In contrast to the Uniqueness Thesis, there is the more ecumenical view that there are many attitudes (or at least more than one) that can be justified by an evidence set. Call this view the Pluralist Thesis – the evidence underdetermines what is uniquely justified, as there may be inconsistent views justified by it.

Pluralists and uniqueness theorists do not only have views about first-order disagreements (about dinner, professional issues and highway ramps), but they also have views about how the evidence justifies the sides in the (presumably symmetric) uniqueness-pluralism debate. Pluralism and Uniqueness are second-order views, too, and they apply to themselves and the disagreements in which they are implicated. (An earlier post on this point here, and we have a short video explaining it at Philosophy15 here.)

Uniqueness theorists can handle this self-reference without much difficulty. They will hold that there's one right answer to their disagreement with pluralists, and it is their own. But pluralists have a problem, because it seems they should hold that uniqueness theorists are justified in holding their views, too. And so the evidence, then, justifies not only the uniqueness theorists, but the pluralists too, in rejecting pluralism. Yet pluralists also hold that the evidence justifies pluralism, since this is what they must think of their own view.
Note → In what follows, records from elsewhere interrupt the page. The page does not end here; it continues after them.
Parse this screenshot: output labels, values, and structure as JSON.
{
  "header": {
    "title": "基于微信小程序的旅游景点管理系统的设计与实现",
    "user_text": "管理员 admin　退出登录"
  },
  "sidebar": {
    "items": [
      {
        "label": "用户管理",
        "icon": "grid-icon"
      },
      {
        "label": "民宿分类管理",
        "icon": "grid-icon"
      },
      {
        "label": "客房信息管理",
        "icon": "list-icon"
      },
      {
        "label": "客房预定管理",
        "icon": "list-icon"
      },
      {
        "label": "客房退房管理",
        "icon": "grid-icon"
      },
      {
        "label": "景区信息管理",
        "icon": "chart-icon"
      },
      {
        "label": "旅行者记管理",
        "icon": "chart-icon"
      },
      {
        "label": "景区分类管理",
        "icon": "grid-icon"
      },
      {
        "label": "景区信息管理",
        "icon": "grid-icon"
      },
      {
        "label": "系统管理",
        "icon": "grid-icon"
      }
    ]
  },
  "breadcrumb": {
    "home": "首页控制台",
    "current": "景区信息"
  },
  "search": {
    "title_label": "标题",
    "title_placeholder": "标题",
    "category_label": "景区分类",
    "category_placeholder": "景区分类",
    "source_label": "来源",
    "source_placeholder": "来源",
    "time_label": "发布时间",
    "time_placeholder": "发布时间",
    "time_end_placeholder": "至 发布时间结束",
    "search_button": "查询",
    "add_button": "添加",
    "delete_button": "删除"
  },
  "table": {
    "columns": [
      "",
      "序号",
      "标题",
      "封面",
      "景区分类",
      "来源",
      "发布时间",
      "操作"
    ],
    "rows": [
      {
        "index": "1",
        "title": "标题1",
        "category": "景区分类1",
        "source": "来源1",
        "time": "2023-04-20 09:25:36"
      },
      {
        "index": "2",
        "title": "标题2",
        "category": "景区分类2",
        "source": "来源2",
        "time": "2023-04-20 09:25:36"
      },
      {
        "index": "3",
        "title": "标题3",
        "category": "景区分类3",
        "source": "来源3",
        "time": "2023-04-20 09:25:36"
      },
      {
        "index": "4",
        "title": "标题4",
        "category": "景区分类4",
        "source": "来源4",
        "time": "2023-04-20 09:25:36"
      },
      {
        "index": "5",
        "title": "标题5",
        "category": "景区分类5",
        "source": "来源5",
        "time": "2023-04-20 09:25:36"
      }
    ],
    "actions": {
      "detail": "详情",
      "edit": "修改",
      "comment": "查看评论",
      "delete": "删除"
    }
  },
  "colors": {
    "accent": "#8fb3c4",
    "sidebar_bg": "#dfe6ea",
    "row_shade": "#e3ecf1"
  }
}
The result, it seems, is a contradiction, and one that derives directly from intellectual pluralism itself. In fact, it seems that the intellectual pluralist must think that the non-pluralist is not even wrong, but being perfectly rational in being a non-(or even anti-)pluralist.

This, we think, is not strictly a self-refutation argument against the pluralist. This is because the pluralists acknowledge that part of their view is that there is a contradiction at the heart of value. They hold that Reason, as it were, must come to terms with this deep tension, and our argument may be just one more reminder of that deep tension. But views have costs, and we think that the costs of pluralism's intellectual permissiveness are too high. We will mention three significant costs.

First, it's not clear what the pluralists should do once they have conceded that the evidence will never determine what's justified, as opposed to what's not justified. Insofar as arguments are about marshalling one's evidence and weighing it out, then argument (on the first and second order) will be beside the point. What does evidence do? What rational means does one have? And when one chooses one's means, must one have reasons for and against it, too?

Second, once we have reached this point where reason and justification yields contradictions, it really isn't clear what rational and justified meant in the first place. If justification is supposed to be what plays a sorting role for beliefs or commitments, and rationality has distinctive qualities, then pluralism has degraded those functions significantly. (We have written on a version of this problem earlier, here.)

Third, and finally, it doesn't seem that pluralism can endorse any positive program on the first or second order, since it will also be in principle committed to endorsing the program's contrary. It must be, by its own lights, useless as an intellectual attitude. This, of course, doesn't make pluralism false, but it certainly is a practical reason to hope that it is.